Jennifer Juergens of Manhattan and her four brothers and two sisters came to that conclusion after their mother died in 2007 and they put her Tudor-style house in Larchmont up for sale.
“It needed some work, but the market at the time was strong and Larchmont is a very desirable town,” said Ms. Juergens, 48, a former magazine editor who now works in public relations. “My brother said he thought we didn’t need a broker, we could sell it by ourselves. So we put an ad on Craigslist and listed it for $1 million. The first guy that came to see it with his wife, before it was even cleaned up, told my brother John, ‘Oh, we love it; we’ll give you $1 million.’
“But,” Ms. Juergens continued, “he also wanted his father to see it. The dad came over and said, ‘We’re going to start with the asking price and work our way down.’ They went room to room and he kept saying, ‘Well, this needs replacing, this is old, this isn’t good.’ Everything negative. This was the house we’d grown up in. Our mother had just died. Emotions were high. My brother got so upset he just asked them to leave.”
Now supporting Mrs. Grant’s contention that there is no better buffer than a broker, the family hired Keller Williams Realty of Scarsdale and embarked upon a cleanup plan. The house is listed at $899,000.
Linda West Eckhardt, an author of cookbooks, has her Dutch colonial in Maplewood, N.J., on the market for $345,000. She has sold homes in Texas, Oregon and California, and is firmly in the get-an-agent camp — with a caveat.
Having worked with agents who were “indifferent, incompetent and otherwise disappointing,” she said, “I feel about real estate agents the way I feel about literary agents — those areas are filled with peril.” But, she added, “I believe they’ll get you more than enough to make up for their fee.”
So Ms. West Eckhardt’s advice is to “interview, interview, interview” brokers. But this time around, serendipity played a role in her selection. At a party in Maplewood, she met Joanne Douds, who works for Sotheby’s International Realty in Fort Lee, N.J.
“She says the hard things to me, like ‘Your house smells like dogs,’ ” Ms. West Eckhardt said. “On the day of the open house, she walked in with her makeup and eyelashes six inches in front of her face and Prada shoes, took one look at what I considered neat and clean, rolled up her sleeves and said, ‘Get me the vacuum cleaner.’ ”

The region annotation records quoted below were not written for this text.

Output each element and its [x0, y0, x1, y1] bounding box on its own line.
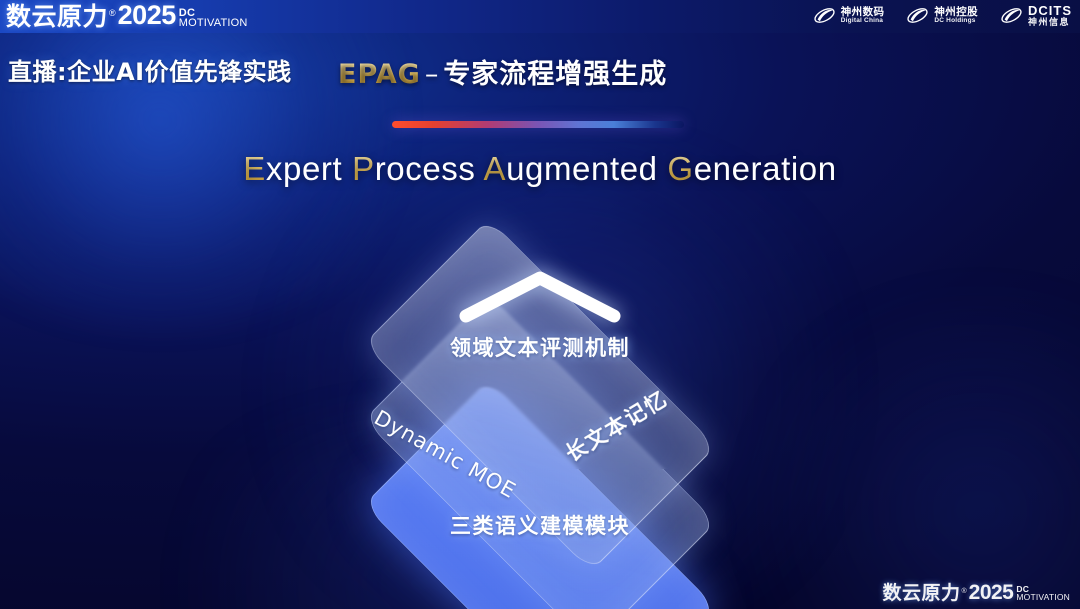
swoosh-icon: [906, 4, 929, 27]
partner-label: 神州控股 DC Holdings: [934, 7, 978, 25]
brand-dc-line2: MOTIVATION: [179, 18, 248, 28]
footer-watermark: 数云原力 ® 2025 DC MOTIVATION: [882, 582, 1070, 603]
word-rest: eneration: [694, 150, 837, 187]
brand-name-cn: 数云原力: [6, 4, 108, 29]
brand-dc-motivation: DC MOTIVATION: [179, 8, 248, 28]
partner-name-en: Digital China: [841, 18, 885, 25]
brand-logo: 数云原力 ® 2025 DC MOTIVATION: [6, 2, 248, 29]
english-word-process: Process: [352, 150, 475, 187]
word-rest: xpert: [266, 150, 342, 187]
title-dash: –: [421, 59, 444, 90]
partner-name-en: DC Holdings: [934, 18, 978, 25]
partner-name-cn: DCITS: [1028, 4, 1072, 18]
word-capital: E: [243, 150, 266, 187]
watermark-year: 2025: [969, 582, 1014, 603]
layer-label-bottom: 三类语义建模模块: [0, 510, 1080, 540]
partner-logo-dc-holdings: 神州控股 DC Holdings: [906, 4, 978, 27]
chevron-up-icon: [458, 268, 622, 324]
partner-label: DCITS 神州信息: [1028, 4, 1072, 27]
partner-name-cn: 神州控股: [934, 7, 978, 18]
word-rest: ugmented: [506, 150, 658, 187]
english-word-augmented: Augmented: [483, 150, 657, 187]
title-chinese: 专家流程增强生成: [443, 59, 667, 90]
word-rest: rocess: [375, 150, 476, 187]
english-word-generation: Generation: [667, 150, 836, 187]
layer-label-top: 领域文本评测机制: [0, 332, 1080, 362]
swoosh-icon: [1000, 4, 1023, 27]
brand-registered-mark: ®: [109, 9, 116, 18]
english-word-expert: Expert: [243, 150, 342, 187]
partner-label: 神州数码 Digital China: [841, 7, 885, 25]
watermark-name-cn: 数云原力: [882, 584, 960, 603]
watermark-dc-motivation: DC MOTIVATION: [1016, 586, 1070, 602]
partner-name-cn: 神州数码: [841, 7, 885, 18]
brand-year: 2025: [118, 2, 176, 29]
word-capital: G: [667, 150, 693, 187]
watermark-registered-mark: ®: [961, 588, 966, 595]
slide-canvas: 数云原力 ® 2025 DC MOTIVATION 神州数码 Digital C…: [0, 0, 1080, 609]
layered-diagram: 领域文本评测机制 Dynamic MOE 长文本记忆 三类语义建模模块: [0, 0, 1080, 609]
gradient-divider: [392, 121, 684, 128]
partner-logo-dcits: DCITS 神州信息: [1000, 4, 1072, 27]
watermark-dc-line2: MOTIVATION: [1016, 594, 1070, 602]
page-title: EPAG–专家流程增强生成: [338, 52, 667, 91]
title-acronym: EPAG: [338, 59, 421, 90]
english-subtitle: Expert Process Augmented Generation: [0, 150, 1080, 188]
partner-logo-digital-china: 神州数码 Digital China: [813, 4, 885, 27]
word-capital: P: [352, 150, 375, 187]
partner-logo-group: 神州数码 Digital China 神州控股 DC Holdings DCIT…: [813, 4, 1072, 27]
partner-name-en: 神州信息: [1028, 18, 1072, 27]
word-capital: A: [483, 150, 506, 187]
live-stream-title: 直播:企业AI价值先锋实践: [8, 52, 292, 87]
swoosh-icon: [813, 4, 836, 27]
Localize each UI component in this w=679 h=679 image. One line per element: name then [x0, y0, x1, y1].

Ms. West Eckhardt said that at 70, she is more eager to churn out several more books than to spend time extolling the Maplewood-South Orange school district to a trail of bright-eyed couples.

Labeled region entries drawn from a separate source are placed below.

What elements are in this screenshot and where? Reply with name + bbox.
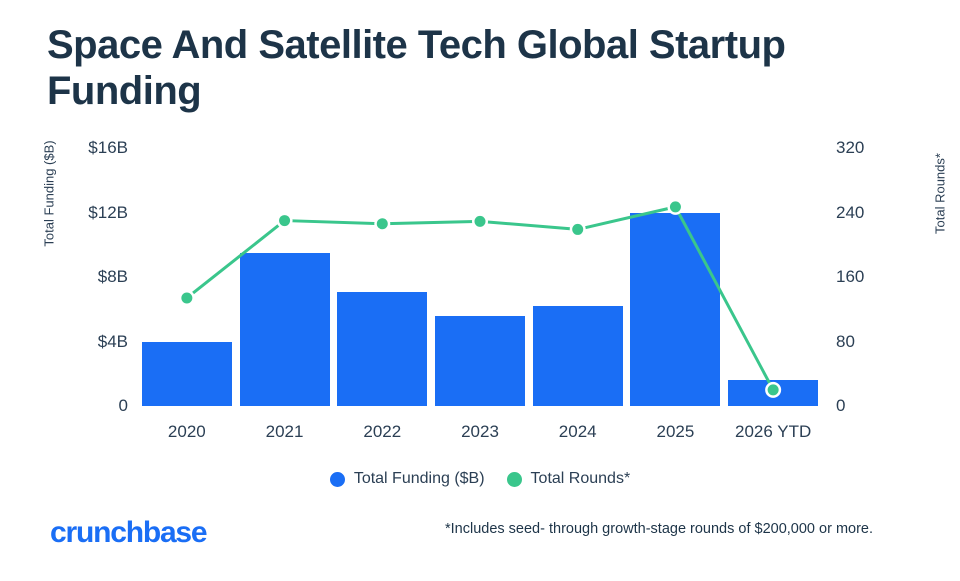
line-marker-2020[interactable] [181,292,192,303]
page-title: Space And Satellite Tech Global Startup … [47,22,887,114]
crunchbase-logo: crunchbase [50,516,206,550]
line-marker-2021[interactable] [279,215,290,226]
y-axis-left-ticks: 0$4B$8B$12B$16B [40,0,128,581]
y-axis-right-title: Total Rounds* [933,99,948,289]
y-axis-left-tick: $16B [88,138,128,158]
x-axis-tick: 2020 [168,422,206,442]
y-axis-right-tick: 240 [836,203,864,223]
y-axis-left-title: Total Funding ($B) [42,99,57,289]
plot-area [138,148,822,406]
legend-label: Total Rounds* [531,470,631,488]
line-marker-2026-ytd[interactable] [768,384,779,395]
line-path-total-rounds [187,207,773,390]
line-marker-2022[interactable] [377,218,388,229]
y-axis-right-tick: 0 [836,396,845,416]
legend-item[interactable]: Total Funding ($B) [330,470,485,488]
line-marker-2024[interactable] [572,224,583,235]
x-axis-tick: 2022 [363,422,401,442]
line-marker-2023[interactable] [475,216,486,227]
x-axis-ticks: 2020202120222023202420252026 YTD [138,422,822,448]
line-marker-2025[interactable] [670,201,681,212]
line-series-total-rounds [138,148,822,406]
footnote: *Includes seed- through growth-stage rou… [445,521,873,537]
legend-circle-icon [330,472,345,487]
x-axis-tick: 2023 [461,422,499,442]
y-axis-right-tick: 320 [836,138,864,158]
x-axis-tick: 2024 [559,422,597,442]
y-axis-left-tick: $12B [88,203,128,223]
chart-legend: Total Funding ($B)Total Rounds* [0,470,960,488]
x-axis-tick: 2025 [657,422,695,442]
y-axis-right-tick: 80 [836,332,855,352]
y-axis-left-tick: $8B [98,267,128,287]
legend-circle-icon [507,472,522,487]
legend-label: Total Funding ($B) [354,470,485,488]
y-axis-right-tick: 160 [836,267,864,287]
y-axis-left-tick: 0 [119,396,128,416]
y-axis-left-tick: $4B [98,332,128,352]
legend-item[interactable]: Total Rounds* [507,470,631,488]
x-axis-tick: 2021 [266,422,304,442]
y-axis-right-ticks: 080160240320 [836,0,896,581]
x-axis-tick: 2026 YTD [735,422,811,442]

But as Ms. LeStar has discovered while showing her Upper East Side studio, there is not that much extolling to do. “The buyers walk in and they know as much about the apartment as you do,” she said.
Technology has made it much easier for people to educate themselves, a trend that agents have had to acknowledge and adjust to.

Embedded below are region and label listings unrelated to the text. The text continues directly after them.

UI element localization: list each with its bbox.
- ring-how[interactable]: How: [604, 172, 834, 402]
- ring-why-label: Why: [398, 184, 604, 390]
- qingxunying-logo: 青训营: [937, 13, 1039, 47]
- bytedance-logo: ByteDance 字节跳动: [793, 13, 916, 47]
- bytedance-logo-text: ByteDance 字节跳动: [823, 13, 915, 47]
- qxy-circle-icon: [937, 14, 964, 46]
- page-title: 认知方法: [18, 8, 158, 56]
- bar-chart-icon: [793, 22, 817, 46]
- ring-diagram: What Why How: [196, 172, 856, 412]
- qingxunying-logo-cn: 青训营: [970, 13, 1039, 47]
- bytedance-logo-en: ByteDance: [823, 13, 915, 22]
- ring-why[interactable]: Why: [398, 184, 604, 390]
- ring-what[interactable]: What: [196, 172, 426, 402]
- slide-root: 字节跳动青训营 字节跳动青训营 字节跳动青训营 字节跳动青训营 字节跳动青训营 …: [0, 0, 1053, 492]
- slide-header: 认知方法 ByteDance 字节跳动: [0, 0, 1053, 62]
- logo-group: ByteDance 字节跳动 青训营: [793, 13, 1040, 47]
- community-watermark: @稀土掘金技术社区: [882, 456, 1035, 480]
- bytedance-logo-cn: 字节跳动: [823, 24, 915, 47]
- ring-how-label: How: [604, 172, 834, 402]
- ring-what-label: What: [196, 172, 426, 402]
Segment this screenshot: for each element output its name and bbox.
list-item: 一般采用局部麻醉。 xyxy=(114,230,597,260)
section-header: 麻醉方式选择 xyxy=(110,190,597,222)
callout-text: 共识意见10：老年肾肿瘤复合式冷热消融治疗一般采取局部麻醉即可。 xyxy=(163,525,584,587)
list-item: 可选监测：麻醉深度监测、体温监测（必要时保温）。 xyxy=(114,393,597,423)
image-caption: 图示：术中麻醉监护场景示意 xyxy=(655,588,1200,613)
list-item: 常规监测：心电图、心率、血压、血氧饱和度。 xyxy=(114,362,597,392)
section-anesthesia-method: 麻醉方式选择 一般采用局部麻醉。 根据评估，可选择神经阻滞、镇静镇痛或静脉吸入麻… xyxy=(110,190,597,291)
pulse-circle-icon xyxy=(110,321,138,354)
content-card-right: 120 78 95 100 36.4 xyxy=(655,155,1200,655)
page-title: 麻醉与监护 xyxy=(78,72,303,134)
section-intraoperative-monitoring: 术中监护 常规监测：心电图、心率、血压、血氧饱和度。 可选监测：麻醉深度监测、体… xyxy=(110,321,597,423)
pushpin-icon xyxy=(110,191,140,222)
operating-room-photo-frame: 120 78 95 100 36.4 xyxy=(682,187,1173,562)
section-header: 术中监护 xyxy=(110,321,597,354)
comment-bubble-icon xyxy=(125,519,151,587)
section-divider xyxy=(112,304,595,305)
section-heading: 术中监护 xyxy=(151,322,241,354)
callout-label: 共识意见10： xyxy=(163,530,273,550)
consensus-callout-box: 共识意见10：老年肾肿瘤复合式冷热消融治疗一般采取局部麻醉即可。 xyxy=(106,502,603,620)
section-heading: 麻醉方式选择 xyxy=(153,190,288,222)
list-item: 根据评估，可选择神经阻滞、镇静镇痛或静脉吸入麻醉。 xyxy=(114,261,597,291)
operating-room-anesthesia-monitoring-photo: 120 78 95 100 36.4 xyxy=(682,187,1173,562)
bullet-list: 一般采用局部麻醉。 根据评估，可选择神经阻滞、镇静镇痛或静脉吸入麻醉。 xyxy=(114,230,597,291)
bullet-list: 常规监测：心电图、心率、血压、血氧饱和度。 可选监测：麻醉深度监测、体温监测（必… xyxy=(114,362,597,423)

“It’s not like it was 10 years ago, where you might show someone eight houses in a day,” said Russ Woolley, the president of Wright Bros. Real Estate. “They have already been online and know what they like and don’t like. They may have seen 20 pictures of one house.” Potential buyers, he said, now arrive with specific houses in mind.
Dan Murray, a firefighter in the South Bronx, is hedging his bets and working both ends of the real estate equation.
To market their three-bedroom condominium in Riverdale, Mr. Murray and his wife, Diana, placed ads online and paid a one-time fee of $300 to forsalebyowner.com, which placed the property with the Westchester-Putnam Multiple Listings Service.
Mr. Murray, 40, is prepared to pay the agent who delivers a buyer 2 percent of the selling price, substantially less than the standard industry fee of 5 percent to 6 percent.
Meanwhile, in his search for a new home in northern Westchester County, he is using Google maps and satellite photos, while scouring the same sites he is advertising on for a FSBO.
“I would think anyone who is comfortable with the Internet would prefer to do it this way,” Mr. Murray said. “Eventually, who won’t be?”